The feature view provides an Offline API for
- creating training data
- creating batch (scoring) data
Training data is created using a feature view. You can create training data as either:
- in-memory Pandas DataFrames, useful when you have a small amount of training data;
- materialized training data in files, in a file format of your choice (such as .tfrecord, .csv, or .parquet).
You can apply filters when creating training data from a feature view:
- start-time and end-time, for example, to create the train-set from an earlier time range, and the test-set from a later (unseen) time range;
- feature value features, for example, only train a model on customers from a particular country.

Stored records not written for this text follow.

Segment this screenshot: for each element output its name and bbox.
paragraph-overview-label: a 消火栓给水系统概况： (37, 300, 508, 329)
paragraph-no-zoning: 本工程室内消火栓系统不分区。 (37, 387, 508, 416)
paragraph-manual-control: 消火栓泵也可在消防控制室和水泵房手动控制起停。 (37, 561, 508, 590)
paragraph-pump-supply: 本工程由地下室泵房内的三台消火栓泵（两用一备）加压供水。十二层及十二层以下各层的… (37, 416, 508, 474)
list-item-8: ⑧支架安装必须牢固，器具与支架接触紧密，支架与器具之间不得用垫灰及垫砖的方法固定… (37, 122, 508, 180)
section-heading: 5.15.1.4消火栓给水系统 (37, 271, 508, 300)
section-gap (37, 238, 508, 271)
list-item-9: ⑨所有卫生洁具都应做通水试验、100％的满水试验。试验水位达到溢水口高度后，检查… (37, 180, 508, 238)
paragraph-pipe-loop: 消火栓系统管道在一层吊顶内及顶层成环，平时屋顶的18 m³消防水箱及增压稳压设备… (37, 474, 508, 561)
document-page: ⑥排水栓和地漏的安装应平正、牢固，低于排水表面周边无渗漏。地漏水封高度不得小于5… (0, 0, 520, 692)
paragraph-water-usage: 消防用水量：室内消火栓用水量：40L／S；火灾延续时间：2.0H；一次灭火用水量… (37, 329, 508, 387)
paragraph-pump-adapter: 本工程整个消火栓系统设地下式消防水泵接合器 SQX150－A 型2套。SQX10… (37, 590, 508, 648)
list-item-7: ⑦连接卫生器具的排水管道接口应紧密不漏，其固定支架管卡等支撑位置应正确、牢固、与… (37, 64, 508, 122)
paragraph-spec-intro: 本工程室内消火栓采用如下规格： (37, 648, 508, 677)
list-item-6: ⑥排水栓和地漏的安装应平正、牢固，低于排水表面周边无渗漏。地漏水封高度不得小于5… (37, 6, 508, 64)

Note that filters are not applied when retrieving feature vectors using feature views, as we only look up features for a specific entity, like a customer. In this case, the application should know that predictions for this customer should be made on the model trained on customers in USA, for example.
Point-in-time Correct Training Data#
When you create training data from features in different feature groups, it is possible that the feature groups are updated at different cadences. For example, maybe one feature group is updated hourly, while another feature group is updated daily. It is very complex to write code that joins features together from such feature groups and ensures there is no data leakage in the resultant training data. HSFS hides this complexity by performing the point-in-time JOIN transparently, similar to the illustration below:
HSFS uses the event_time columns on both feature groups to determine the most recent (but not newer) feature values that are joined together with the feature values from the feature group containing the label. That is, the features in the feature group containing the label are the observation times for the features in the resulting training data, and we want feature values from the other feature groups that have the most recent timestamps, but not newer than the timestamp in the label-containing feature group.
Splitting Training Data#
You can create random train/validation/test splits of your training data using the HSFS API. You can also time-based splits with the HSFS API.
Test data can also be split into evaluation sets to help evaluate a model for potential bias. First, you have to identify the classes of samples that could be at risk of bias, and generate evaluation sets from your unseen test set - one evaluation set for each group of samples at risk of bias. For example, if you have a feature group of users, where one of the features is gender, and you want to evaluate the risk of bias due to gender, you can use filters to generate 3 evaluation sets from your test set - one for male, female, and non-binary. Then you score your model against all 3 evaluation sets to ensure that the prediction performance is comparable and non-biased across all 3 gender.
Batch (Scoring) Data#
Batch data for scoring models is created using a feature view. Similar to training data, you can create batch data as either:
- in-memory Pandas DataFrames, useful when you have a small amount of data to score;
- materialized data in files, in a file format of your choice (such as .tfrecord, .csv, or .parquet)
Batch data requires specification of a
start_time for the start of the batch scoring data. You can also specify the
end_time (default is the current date).